North Miami Beach’s first meeting of the new commission dissolved into chaos Dec. 20 when one commissioner left ill, another walked out and a third didn’t show up, depriving the commission of a quorum of five and all but guaranteeing strife in the months ahead.
Four of the seven commissioners asked for city attorney Hans Ottinot’s resignation, with city manager Arthur H. Sorey III rumored to be next, but calls for Ottinot’s exit came up during the mayor’s comments more than two hours into the meeting instead of in an agenda item.
Commissioner McKenzie Fleurimond walked out of the meeting twice, finally destroying the quorum and forcing an extensive agenda to be pushed to later meetings. He departed the first time after requesting a legal opinion in response to an outside query regarding a suspicion that Mayor Anthony DeFillipo had recently relocated to Davie.
DeFillipo, a real estate agent, later described the home as an investment property. The mayor recently moved to the eastern shores neighborhood of North Miami Beach and had disclosed that move to the city clerk and to Jose Arrojo, executive director of the Miami-Dade Commission on Ethics and Public Trust.
Fleurimond later made a surprise return to vote on a consent agenda, but that appearance also did not last. After a brief recess, during which Commissioner Daniela Jean left sick, Fleurimond staged a final walkout with a speech after four councilmembers said it was time for Ottinot to resign. Commissioner Michael Joseph was absent. Ottinot, having read the tea leaves after the November election, accepted a position as city attorney in Tamarac effective Dec. 15. The four calling for an end to his contract via resignation were incumbents DeFillipo and Fortuna Smukler, and newly returned Commissioners Jay Chernoff and Phyllis Smith.
With Fleurimond’s departure from the dais, three quasi-judicial items went unaddressed, and lawyers, developers and representatives unheard. As the meeting ended, residents talked loudly among themselves about organizing a recall to force Fleurimond to resign or be ousted. A recall vote would require certified signatures of at least 10% of the city’s 23,271 voters and a costly special election.

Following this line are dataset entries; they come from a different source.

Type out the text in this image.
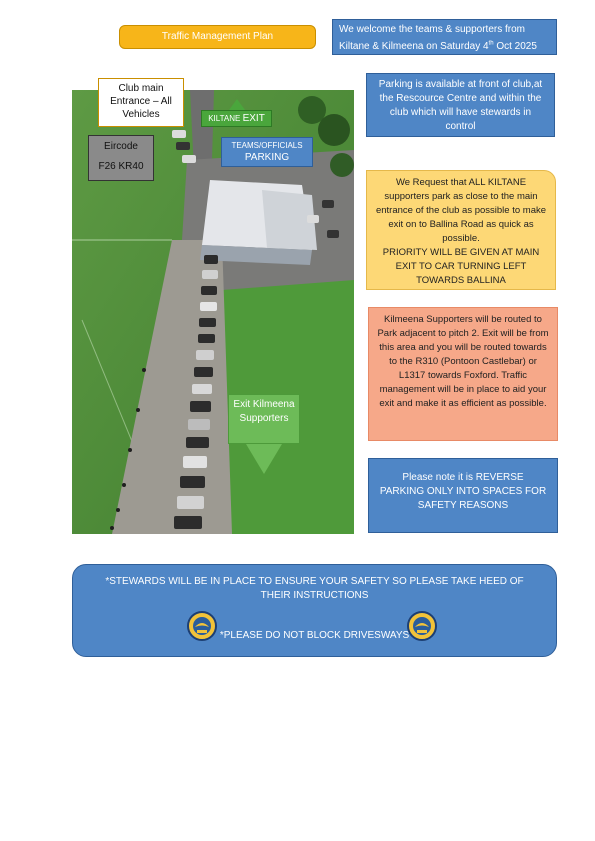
Traffic Management Plan
We welcome the teams & supporters from
Kiltane & Kilmeena on Saturday 4th Oct 2025
Club main Entrance – All Vehicles
Eircode
F26 KR40
KILTANE EXIT
TEAMS/OFFICIALS
PARKING
Exit Kilmeena Supporters
Parking is available at front of club,at the Rescource Centre and within the club which will have stewards in control
We Request that ALL KILTANE supporters park as close to the main entrance of the club as possible to make exit on to Ballina Road as quick as possible.
PRIORITY WILL BE GIVEN AT MAIN EXIT TO CAR TURNING LEFT TOWARDS BALLINA
Kilmeena Supporters will be routed to Park adjacent to pitch 2. Exit will be from this area and you will be routed towards to the R310 (Pontoon Castlebar) or L1317 towards Foxford. Traffic management will be in place to aid your exit and make it as efficient as possible.
Please note it is REVERSE PARKING ONLY INTO SPACES FOR SAFETY REASONS
*STEWARDS WILL BE IN PLACE TO ENSURE YOUR SAFETY SO PLEASE TAKE HEED OF THEIR INSTRUCTIONS
*PLEASE DO NOT BLOCK DRIVESWAYS
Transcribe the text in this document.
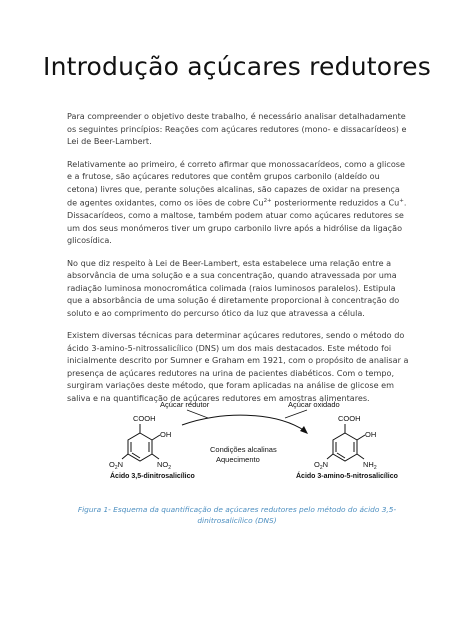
Introdução açúcares redutores

Para compreender o objetivo deste trabalho, é necessário analisar detalhadamente os seguintes princípios: Reações com açúcares redutores (mono- e dissacarídeos) e Lei de Beer-Lambert.

Relativamente ao primeiro, é correto afirmar que monossacarídeos, como a glicose e a frutose, são açúcares redutores que contêm grupos carbonilo (aldeído ou cetona) livres que, perante soluções alcalinas, são capazes de oxidar na presença de agentes oxidantes, como os iões de cobre $Cu^{2+}$ posteriormente reduzidos a Cu+. Dissacarídeos, como a maltose, também podem atuar como açúcares redutores se um dos seus monómeros tiver um grupo carbonilo livre após a hidrólise da ligação glicosídica.

No que diz respeito à Lei de Beer-Lambert, esta estabelece uma relação entre a absorvância de uma solução e a sua concentração, quando atravessada por uma radiação luminosa monocromática colimada (raios luminosos paralelos). Estipula que a absorbância de uma solução é diretamente proporcional à concentração do soluto e ao comprimento do percurso ótico da luz que atravessa a célula.

Existem diversas técnicas para determinar açúcares redutores, sendo o método do ácido 3-amino-5-nitrossalicílico (DNS) um dos mais destacados. Este método foi inicialmente descrito por Sumner e Graham em 1921, com o propósito de analisar a presença de açúcares redutores na urina de pacientes diabéticos. Com o tempo, surgiram variações deste método, que foram aplicadas na análise de glicose em saliva e na quantificação de açúcares redutores em amostras alimentares.

COOH
OH
$NO_2$
$O_2N$
Ácido 3,5-dinitrosalicílico
Açúcar redutor	Açúcar oxidado
Condições alcalinas
Aquecimento
COOH
OH
$NH_2$
$O_2N$
Ácido 3-amino-5-nitrosalicílico
Figura 1- Esquema da quantificação de açúcares redutores pelo método do ácido 3,5-dinitrosalicílico (DNS)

In other news, Miami-Dade County has notified the city that its Community Redevelopment Agency will undergo an audit of the last four years. The CRA is scheduled to sunset in 2028, and commissioners feared such an audit could imperil the CRA’s existence and likely thwart any plan to extend its mandate until 2044. Since 2005, CRAs in Florida have been designed as partnerships between cities and counties to dedicate additional tax revenue toward economic development in chronically underserved neighborhoods.
Separately, four of the city’s seven commissioners are determined to conduct a comprehensive forensic audit of the city’s overall operations, particularly over the last two years.